Clarification of Double Patenting

As mentioned, China has three types of patents: invention patents, utility model patents, and design patents. A Chinese invention patent is similar to a United States utility patent and protects a new technical solution relating to a product, a process, or an improvement thereof. An invention patent has a 20-year term. A Chinese utility model patent, on the other hand, covers a new technical solution relating to a product's shape, structure, or a combination thereof. A utility model patent has a 10-year term. Utility model patents are not substantively examined and are granted after formality examination, which generally takes about one to one-and-a-half years or less. In contrast, invention patents are substantively examined and can take three to five years to grant. Therefore, it is advantageous to have early issuance of a utility model patent to sue for infringement or to serve as a deterrent, in addition to or in substitution for an invention patent.

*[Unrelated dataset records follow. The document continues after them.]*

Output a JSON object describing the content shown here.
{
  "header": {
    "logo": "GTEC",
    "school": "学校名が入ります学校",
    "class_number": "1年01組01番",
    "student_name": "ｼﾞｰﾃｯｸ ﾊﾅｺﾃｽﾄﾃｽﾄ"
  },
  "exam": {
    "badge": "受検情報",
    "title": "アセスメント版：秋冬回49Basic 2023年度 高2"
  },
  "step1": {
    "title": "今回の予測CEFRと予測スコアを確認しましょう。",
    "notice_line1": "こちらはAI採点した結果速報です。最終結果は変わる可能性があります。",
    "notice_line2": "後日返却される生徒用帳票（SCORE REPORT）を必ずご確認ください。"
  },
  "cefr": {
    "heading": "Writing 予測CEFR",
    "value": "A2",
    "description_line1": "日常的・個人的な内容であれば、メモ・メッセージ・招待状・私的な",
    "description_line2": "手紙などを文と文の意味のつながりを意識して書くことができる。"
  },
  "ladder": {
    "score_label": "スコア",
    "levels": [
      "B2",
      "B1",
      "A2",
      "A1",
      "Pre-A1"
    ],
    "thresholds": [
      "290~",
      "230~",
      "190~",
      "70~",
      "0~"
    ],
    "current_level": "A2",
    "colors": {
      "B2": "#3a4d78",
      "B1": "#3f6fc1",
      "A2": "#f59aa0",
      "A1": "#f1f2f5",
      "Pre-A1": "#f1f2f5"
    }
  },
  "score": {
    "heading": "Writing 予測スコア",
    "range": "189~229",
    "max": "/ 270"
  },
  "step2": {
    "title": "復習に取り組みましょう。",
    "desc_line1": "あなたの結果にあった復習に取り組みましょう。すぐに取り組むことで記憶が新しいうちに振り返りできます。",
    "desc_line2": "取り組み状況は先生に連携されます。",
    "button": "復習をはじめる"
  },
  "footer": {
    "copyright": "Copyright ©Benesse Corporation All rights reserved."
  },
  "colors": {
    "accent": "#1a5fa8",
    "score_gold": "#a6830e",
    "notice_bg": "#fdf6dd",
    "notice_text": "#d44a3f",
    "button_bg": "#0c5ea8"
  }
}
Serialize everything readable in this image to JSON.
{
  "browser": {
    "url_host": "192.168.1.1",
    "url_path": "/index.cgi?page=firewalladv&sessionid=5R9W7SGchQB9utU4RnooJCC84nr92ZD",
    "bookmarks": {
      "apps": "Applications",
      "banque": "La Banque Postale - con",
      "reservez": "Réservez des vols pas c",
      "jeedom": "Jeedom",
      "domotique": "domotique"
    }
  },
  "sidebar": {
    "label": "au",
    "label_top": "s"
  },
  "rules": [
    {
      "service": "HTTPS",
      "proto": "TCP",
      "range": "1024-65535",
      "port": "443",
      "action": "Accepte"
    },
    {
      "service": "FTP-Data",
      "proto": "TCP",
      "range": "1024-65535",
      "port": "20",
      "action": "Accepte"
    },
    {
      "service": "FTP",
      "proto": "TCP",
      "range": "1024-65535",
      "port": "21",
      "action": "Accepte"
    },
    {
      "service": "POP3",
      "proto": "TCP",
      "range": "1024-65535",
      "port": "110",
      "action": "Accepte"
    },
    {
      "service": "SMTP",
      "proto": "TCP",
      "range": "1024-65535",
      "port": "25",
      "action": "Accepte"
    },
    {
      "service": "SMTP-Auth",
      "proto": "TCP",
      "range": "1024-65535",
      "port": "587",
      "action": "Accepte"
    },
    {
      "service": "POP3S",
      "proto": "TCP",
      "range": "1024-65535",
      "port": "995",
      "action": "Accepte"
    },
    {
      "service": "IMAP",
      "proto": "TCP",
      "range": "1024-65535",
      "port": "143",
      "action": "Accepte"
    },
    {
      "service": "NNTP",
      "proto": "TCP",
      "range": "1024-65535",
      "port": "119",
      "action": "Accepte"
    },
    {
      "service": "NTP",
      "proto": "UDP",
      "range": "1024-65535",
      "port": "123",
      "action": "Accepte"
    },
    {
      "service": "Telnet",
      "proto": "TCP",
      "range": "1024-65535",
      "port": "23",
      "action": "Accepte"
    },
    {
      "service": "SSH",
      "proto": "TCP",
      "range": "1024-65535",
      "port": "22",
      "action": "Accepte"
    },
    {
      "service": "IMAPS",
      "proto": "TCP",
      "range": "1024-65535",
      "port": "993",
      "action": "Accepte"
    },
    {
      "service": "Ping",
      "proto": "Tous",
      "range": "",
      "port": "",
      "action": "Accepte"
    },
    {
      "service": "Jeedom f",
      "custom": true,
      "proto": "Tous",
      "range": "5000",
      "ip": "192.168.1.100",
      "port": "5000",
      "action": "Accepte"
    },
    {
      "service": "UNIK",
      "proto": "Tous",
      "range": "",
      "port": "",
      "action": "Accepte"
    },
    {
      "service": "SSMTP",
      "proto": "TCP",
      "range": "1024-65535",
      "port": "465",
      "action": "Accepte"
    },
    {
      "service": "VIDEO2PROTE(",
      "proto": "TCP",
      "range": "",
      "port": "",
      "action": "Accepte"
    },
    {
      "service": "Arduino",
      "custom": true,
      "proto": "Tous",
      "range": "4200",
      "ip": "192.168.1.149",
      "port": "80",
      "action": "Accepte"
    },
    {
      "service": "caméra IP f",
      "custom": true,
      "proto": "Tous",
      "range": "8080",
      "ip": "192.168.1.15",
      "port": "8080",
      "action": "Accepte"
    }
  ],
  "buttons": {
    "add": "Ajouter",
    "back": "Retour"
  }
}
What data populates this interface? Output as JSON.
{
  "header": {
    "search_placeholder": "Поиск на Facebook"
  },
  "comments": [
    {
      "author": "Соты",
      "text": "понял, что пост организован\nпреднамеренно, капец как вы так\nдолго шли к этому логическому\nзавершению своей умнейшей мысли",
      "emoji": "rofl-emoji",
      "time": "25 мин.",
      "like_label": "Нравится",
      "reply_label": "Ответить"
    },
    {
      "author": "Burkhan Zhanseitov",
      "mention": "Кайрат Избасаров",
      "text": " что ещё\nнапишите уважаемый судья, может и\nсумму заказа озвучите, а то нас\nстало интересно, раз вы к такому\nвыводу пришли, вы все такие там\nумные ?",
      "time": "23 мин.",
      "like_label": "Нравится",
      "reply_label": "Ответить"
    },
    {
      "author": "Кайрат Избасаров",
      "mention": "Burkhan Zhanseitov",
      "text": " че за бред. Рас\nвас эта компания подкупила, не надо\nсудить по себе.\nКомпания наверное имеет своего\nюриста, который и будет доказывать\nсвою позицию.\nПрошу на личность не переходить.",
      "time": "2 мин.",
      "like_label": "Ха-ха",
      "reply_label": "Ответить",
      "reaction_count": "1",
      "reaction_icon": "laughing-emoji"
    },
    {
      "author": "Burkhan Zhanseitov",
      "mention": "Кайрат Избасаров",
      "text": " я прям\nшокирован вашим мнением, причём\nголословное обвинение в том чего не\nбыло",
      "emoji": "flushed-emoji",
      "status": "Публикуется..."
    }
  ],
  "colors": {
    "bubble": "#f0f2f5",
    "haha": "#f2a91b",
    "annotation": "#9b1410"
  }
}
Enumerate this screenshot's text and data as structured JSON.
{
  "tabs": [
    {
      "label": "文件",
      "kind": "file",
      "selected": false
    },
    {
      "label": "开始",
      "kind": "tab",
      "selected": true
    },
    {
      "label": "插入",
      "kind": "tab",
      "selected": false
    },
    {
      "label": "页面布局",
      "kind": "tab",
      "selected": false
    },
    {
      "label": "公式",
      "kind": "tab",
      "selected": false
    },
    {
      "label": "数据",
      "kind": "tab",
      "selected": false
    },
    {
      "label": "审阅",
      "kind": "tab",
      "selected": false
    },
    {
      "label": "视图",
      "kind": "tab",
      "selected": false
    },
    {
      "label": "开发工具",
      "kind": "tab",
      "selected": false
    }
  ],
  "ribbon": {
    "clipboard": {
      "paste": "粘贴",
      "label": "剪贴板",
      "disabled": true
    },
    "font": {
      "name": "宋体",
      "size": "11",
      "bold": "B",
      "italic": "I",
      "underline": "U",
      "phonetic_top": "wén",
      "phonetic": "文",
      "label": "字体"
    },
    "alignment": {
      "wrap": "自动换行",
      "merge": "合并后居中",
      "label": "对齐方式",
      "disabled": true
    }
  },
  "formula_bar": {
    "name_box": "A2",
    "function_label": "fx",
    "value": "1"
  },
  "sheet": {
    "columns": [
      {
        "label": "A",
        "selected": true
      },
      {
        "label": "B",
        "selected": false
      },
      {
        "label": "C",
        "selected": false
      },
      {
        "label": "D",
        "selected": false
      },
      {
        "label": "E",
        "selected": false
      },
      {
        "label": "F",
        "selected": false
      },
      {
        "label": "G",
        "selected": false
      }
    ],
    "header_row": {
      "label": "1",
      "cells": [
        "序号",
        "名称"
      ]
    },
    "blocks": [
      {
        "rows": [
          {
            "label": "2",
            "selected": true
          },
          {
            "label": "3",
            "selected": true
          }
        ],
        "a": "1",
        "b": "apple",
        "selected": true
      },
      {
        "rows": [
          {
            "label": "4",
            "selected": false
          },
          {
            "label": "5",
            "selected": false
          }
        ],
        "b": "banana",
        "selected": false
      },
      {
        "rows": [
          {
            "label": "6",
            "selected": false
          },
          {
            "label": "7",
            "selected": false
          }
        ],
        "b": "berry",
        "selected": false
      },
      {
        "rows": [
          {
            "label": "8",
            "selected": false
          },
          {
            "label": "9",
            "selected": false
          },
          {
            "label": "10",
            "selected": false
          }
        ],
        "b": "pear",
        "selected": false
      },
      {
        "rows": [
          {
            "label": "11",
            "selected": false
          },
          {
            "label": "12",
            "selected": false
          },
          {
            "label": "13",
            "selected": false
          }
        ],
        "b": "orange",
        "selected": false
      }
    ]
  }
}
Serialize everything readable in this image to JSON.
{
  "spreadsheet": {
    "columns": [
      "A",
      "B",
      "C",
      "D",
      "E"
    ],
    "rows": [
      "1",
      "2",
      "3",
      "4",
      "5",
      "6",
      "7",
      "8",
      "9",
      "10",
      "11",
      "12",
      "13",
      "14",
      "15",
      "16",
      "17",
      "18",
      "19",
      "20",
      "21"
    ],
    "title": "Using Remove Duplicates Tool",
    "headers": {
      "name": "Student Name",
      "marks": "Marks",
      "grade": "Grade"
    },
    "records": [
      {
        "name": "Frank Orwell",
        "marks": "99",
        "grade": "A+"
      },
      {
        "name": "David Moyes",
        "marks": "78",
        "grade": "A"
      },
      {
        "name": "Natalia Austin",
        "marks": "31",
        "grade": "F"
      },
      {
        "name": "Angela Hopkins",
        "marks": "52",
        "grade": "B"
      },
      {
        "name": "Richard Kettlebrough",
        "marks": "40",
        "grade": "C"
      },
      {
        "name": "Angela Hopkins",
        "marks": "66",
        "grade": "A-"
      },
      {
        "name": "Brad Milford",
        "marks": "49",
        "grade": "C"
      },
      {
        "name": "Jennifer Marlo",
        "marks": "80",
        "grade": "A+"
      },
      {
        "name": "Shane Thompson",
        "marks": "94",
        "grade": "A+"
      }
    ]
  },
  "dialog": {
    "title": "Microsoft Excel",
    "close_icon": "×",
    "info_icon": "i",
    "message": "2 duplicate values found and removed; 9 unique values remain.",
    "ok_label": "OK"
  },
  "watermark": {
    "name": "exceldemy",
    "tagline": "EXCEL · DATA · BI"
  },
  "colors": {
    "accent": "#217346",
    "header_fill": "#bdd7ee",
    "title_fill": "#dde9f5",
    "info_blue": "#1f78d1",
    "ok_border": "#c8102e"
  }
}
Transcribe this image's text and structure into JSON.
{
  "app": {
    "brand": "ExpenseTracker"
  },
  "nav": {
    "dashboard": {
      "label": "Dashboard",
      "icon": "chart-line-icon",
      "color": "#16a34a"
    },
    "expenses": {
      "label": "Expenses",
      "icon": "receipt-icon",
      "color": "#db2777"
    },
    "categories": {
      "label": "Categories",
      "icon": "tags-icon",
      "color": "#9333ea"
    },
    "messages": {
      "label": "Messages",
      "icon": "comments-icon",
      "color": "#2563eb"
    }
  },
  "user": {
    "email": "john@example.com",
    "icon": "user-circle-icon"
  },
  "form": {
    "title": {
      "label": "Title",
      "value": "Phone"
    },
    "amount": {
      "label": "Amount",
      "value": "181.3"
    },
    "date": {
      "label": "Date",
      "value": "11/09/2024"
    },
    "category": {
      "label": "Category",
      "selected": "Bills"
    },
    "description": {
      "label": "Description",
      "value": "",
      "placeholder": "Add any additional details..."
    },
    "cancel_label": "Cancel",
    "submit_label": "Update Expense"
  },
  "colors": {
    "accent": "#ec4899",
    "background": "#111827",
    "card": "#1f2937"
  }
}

It has been a widespread practice of patent applicants to obtain invention patents and utility model patents on the same inventions, although such a practice has been frowned upon by courts. Therefore, some double patenting has occurred in China. This practice continued until the State Intellectual Property Office ("SIPO") amended its Patent Examination Guidelines to limit its occurrence in July 2007.

The Amendment substantially adopts the 2007 SIPO approach and stipulates that the same invention can only be granted one patent at any given time. While the same applicant can file an application for both invention patent and utility model patent directed to an identical invention on the same day, the invention patent can be granted only when the applicant declares his intention to abandon the previously granted utility model patent if such utility model patent has not lapsed.

However, ambiguities still exist. For example, it is not clear whether the prohibition against double patenting applies only to same-invention double patenting (i.e., applications with identical claims), or whether it also applies to obviousness-type double patenting (i.e., applications with different yet patentably indistinguishable claims). Furthermore, it is not clear whether a genus claim and species claim will be considered as double patenting.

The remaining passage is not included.